Elle se montre ainsi très liée au Siegmund de Stanislas de Barbeyrac, joué avec une introversion complètement anti-héroïque.
Le ténor bordelais, tout juste quarantenaire sept jours plus tôt, contraint en effet le wälsung, aimé de Wotan, dans des sentiments troubles face à Sieglinde, mariée de force à Hunding. Son chant est très assombri, dénué de toute clarté mozartienne, et progressivement, la tenue de couleur, la résistance du matériau vocal, et la profondeur du souffle, tous fortement maîtrisés, lui permettent d’installer un personnage dense mais qui se découvre peu.
Il peut aussi bien donner une impression de très forte sensibilité que de timidité, volontairement dans le jeu, qui a pour conséquence, lorsqu’on le rapproche du mal-être de Wotan, d’accentuer tout au long de la soirée l’évidence que ce Ring signe, à tous les niveaux, la victoire féminine sur la loi masculine.
Karen Cargill, Stanislas de Barbeyrac, Yannick Nézet-Séguin, Tamara Wilson, Brian Mulligan et Elza van den Heever
Reste le Hunding massif de Soloman Howard, accentuant la nature sauvage et sommaire de l’hôte qui sera l’assassin de Siegmund.
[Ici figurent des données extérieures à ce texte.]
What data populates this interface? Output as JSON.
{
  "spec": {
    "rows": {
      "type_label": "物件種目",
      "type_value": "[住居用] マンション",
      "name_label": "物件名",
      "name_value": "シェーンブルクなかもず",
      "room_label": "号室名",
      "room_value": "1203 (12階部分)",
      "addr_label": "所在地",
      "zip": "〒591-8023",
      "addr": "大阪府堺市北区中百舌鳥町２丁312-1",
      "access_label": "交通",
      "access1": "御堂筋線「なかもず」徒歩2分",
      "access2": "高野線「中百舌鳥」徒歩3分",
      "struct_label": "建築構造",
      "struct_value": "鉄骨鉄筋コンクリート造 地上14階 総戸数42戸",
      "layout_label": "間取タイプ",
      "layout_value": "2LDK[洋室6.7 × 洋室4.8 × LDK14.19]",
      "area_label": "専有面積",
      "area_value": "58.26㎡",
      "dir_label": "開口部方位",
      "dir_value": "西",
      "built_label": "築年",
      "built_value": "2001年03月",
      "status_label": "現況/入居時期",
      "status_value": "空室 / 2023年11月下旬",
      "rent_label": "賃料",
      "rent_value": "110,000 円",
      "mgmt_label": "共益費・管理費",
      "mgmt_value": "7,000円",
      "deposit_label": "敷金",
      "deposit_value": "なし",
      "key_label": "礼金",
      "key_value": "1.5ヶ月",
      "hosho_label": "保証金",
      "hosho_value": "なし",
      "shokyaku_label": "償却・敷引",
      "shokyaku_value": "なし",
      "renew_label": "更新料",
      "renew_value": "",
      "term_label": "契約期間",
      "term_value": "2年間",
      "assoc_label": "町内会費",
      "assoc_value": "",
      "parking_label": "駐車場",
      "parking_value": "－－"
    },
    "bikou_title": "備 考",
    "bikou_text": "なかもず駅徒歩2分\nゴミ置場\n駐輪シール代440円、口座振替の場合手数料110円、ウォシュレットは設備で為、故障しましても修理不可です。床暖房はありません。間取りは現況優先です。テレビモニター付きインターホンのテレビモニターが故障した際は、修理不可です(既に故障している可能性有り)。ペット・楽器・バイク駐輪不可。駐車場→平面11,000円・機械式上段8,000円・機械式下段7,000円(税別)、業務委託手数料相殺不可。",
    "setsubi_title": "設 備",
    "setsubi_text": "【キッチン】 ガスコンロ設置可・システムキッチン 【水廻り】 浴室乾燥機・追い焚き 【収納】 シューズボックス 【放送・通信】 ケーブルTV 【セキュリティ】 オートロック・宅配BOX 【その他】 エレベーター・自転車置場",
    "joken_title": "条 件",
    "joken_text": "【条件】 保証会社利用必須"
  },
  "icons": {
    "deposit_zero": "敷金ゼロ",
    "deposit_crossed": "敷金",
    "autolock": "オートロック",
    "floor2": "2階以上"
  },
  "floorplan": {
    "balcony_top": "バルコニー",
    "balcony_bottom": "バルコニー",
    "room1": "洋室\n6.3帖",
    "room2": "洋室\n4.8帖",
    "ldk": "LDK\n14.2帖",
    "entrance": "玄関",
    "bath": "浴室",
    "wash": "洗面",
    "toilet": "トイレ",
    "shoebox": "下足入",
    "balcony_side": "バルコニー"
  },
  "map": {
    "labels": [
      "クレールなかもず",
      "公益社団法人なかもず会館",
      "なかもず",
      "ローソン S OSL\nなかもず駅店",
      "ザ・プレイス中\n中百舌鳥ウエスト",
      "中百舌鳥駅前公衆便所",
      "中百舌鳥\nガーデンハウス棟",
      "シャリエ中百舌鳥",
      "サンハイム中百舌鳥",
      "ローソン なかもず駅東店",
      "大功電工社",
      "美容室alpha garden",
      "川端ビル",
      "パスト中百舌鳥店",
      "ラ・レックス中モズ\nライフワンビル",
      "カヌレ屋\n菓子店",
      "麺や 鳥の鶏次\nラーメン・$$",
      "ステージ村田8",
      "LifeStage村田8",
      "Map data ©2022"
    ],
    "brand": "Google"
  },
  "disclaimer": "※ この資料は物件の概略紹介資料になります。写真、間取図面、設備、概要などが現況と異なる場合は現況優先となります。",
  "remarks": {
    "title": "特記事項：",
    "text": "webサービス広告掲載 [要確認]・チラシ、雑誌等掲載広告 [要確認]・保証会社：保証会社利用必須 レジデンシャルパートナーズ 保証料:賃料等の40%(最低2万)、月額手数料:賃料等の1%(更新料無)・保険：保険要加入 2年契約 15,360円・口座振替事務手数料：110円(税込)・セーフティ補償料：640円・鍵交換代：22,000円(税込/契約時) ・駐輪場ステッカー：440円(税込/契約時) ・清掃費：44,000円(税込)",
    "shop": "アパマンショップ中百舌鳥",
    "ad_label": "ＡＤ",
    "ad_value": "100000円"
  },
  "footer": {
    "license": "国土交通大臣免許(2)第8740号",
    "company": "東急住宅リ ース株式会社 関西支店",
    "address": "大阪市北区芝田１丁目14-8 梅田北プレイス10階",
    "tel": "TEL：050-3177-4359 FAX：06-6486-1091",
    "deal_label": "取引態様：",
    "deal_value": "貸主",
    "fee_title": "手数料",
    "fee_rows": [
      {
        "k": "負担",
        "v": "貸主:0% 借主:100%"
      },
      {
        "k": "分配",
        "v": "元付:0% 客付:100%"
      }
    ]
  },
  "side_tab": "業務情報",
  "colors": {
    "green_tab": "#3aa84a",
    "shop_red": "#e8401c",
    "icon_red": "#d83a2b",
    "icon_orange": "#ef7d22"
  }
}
La basse américaine délivre une élocution mâtinée de noirceur complexe qui a du caractère, dans une tenue qui met en valeur la musculature du personnage et donc sa force brute.
Et les huit sœurs de Brünnhilde exhalent une joie très communicative dans les correspondances de timbres de voix qu’elles échangent entre-elles.
Une très grande soirée à un très haut niveau interprétatif qui restera une référence musicale pour tous les Ring à venir au cours des années prochaines.